Clothing, furniture, appliances, one radio and one television, linens, china, crockery, kitchenware, and personal effects (including wedding rings) of the consumer and his or her dependents, provided that the following are not included within the scope of the term "household goods":

(1) Works of art;

(2) Electronic entertainment equipment (except one television and one radio);

(3) Items acquired as antiques; and

(4) Jewelry (except wedding rings).

16 C.F.R. § 444.1(i).

C. Insurance Premiums

Mr. Szumny also alleges that, because AGFI did not have a valid security interest, it was required to include the insurance premium in the finance charge and annual percentage rate sections of its disclosure statement. Including the figure in the amount financed, Mr. Szumny argues, violated TILA. Put more clearly, Mr. Szumny is arguing that AGFI did not possess a valid security interest; thus, there was no collateral to protect through personal property insurance. Because the insurance for which Mr. Szumny was charged covered only collateral and there was no collateral on account of the invalidity of the security interest, no effective insurance actually was purchased. Consequently, Mr. Szumny contends, the price paid for the premium was simply an additional finance charge and should have been disclosed as such.

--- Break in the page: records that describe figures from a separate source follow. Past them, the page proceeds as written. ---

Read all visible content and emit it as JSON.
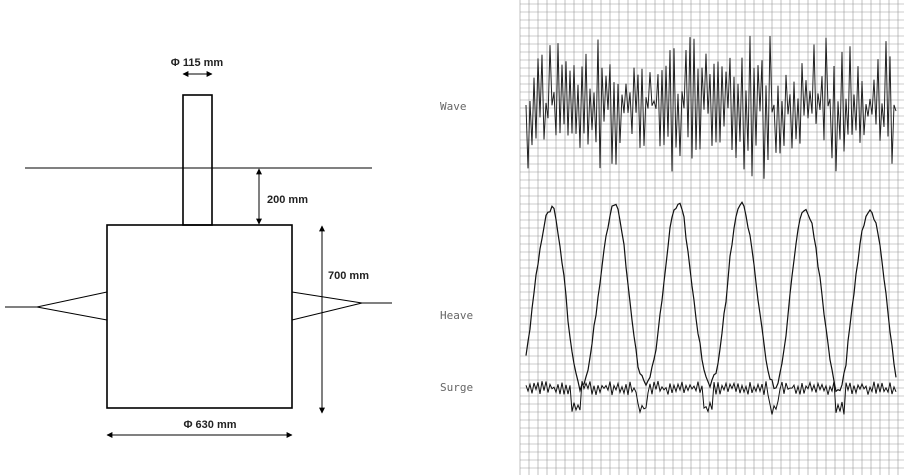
{
  "diagram": {
    "dimensions": {
      "mast_diameter": "Φ 115 mm",
      "draft_above": "200 mm",
      "body_height": "700 mm",
      "body_diameter": "Φ 630 mm"
    }
  },
  "recording": {
    "labels": {
      "wave": "Wave",
      "heave": "Heave",
      "surge": "Surge"
    }
  }
}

We believe that this argument must be assessed in light of TILA's purpose of providing information to the debtor about the obligations that he is about to assume. Generally, Regulation Z defines finance charges to include "[p]remiums or other charges for insurance against loss of or damage to property, or against liability arising out of the ownership or use of property, written in connection with a credit transaction." 12 C.F.R. § 226.4(b)(8). The regulation also provides, however, that property insurance premiums may be excluded from the finance charge if the lender makes two disclosures: (1) explains that the insurance may be obtained from anyone of the consumer's choice and (2) discloses the initial term of coverage if the insurance is purchased from the creditor. See 12 C.F.R. § 226.4(d)(2)(i)-(ii).

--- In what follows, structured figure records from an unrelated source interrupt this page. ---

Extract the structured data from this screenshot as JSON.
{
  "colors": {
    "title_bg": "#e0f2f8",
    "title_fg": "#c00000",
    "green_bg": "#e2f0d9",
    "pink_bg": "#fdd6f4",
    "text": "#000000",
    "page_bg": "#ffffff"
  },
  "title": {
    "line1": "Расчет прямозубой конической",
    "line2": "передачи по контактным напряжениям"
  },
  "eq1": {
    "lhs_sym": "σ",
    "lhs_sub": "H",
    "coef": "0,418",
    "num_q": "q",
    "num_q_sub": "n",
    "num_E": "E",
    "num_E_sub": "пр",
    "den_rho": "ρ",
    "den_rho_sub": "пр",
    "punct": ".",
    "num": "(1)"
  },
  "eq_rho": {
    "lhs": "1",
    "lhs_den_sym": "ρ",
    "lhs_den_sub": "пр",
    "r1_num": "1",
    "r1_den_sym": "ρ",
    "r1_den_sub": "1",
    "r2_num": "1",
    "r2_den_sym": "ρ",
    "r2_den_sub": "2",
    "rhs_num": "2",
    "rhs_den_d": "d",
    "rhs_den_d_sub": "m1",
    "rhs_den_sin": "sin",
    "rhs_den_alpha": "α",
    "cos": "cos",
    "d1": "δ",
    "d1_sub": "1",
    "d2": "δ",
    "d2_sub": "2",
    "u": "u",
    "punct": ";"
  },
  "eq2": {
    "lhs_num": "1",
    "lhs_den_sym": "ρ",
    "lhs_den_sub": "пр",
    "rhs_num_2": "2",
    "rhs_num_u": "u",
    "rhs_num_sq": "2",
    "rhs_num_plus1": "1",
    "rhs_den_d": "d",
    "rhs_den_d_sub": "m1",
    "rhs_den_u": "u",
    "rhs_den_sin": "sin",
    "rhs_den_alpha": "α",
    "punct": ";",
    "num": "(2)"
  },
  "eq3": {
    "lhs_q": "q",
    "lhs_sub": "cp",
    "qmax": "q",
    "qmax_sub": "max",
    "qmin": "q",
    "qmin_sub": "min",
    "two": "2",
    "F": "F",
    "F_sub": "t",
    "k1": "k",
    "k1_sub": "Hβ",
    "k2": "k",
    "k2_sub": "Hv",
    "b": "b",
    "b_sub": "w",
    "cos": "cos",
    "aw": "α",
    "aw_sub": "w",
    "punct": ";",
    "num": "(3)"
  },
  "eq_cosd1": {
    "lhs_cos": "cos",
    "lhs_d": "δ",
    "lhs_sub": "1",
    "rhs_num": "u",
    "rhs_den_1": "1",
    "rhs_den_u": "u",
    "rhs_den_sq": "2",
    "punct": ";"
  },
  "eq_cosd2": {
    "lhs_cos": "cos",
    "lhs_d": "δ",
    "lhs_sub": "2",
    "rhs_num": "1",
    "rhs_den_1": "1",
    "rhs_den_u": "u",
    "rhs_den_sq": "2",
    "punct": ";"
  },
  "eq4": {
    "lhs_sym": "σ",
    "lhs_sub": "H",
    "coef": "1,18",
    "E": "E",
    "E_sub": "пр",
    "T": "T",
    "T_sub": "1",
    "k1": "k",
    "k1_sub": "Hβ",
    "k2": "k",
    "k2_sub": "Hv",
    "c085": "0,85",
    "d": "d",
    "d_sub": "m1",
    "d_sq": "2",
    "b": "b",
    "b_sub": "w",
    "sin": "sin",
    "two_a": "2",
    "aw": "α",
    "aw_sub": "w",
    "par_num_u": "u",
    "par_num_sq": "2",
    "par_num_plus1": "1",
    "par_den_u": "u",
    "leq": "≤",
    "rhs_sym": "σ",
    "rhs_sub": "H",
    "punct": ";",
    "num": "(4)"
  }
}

Both requirements are satisfied here. First, the disclosure statement informs the consumer that:

You are required to maintain personal property insurance on personal property securing this loan other than household goods. You may obtain such insurance from anyone you want, or provide it through an existing policy with loss payable to us.

You are not required to purchase personal property insurance on your household goods to secure this loan. If you choose to have such insurance, you may obtain the insurance from anyone you want.

R.22, Ex.D.

Second, the statement indicates:

If you obtain personal property insurance from or through us which covers the collateral (other than a motor vehicle) which secures your loan, it will be for a term of 25 months and you will pay $52.08. You also understand that we and/or our insurance affiliates anticipate a benefit and/or a profit from your purchase of insurance.

Id. Because both requirements of Regulation Z are met, not including the insurance premiums in the finance charge amount does not violate TILA. Fulfilling these requisites satisfies TILA's informational function.

D. State Law Claims

Finally, Mr. Szumny takes issue with the district court's decision to dismiss the two supplemental state claims. The decision to retain supplemental claims is left to the discretion of the district court. See 28 U.S.C. § 1367(c)(3); see also Van Harken v. City of Chicago, 103 F.3d 1346, 1354 (7th Cir. 1997) ("[W]e acknowledge the broad discretion of district judges in making judgments concerning the retention of supplemental claims."). There was no abuse of discretion here.


For the foregoing reasons, we affirm the judgment of the district court.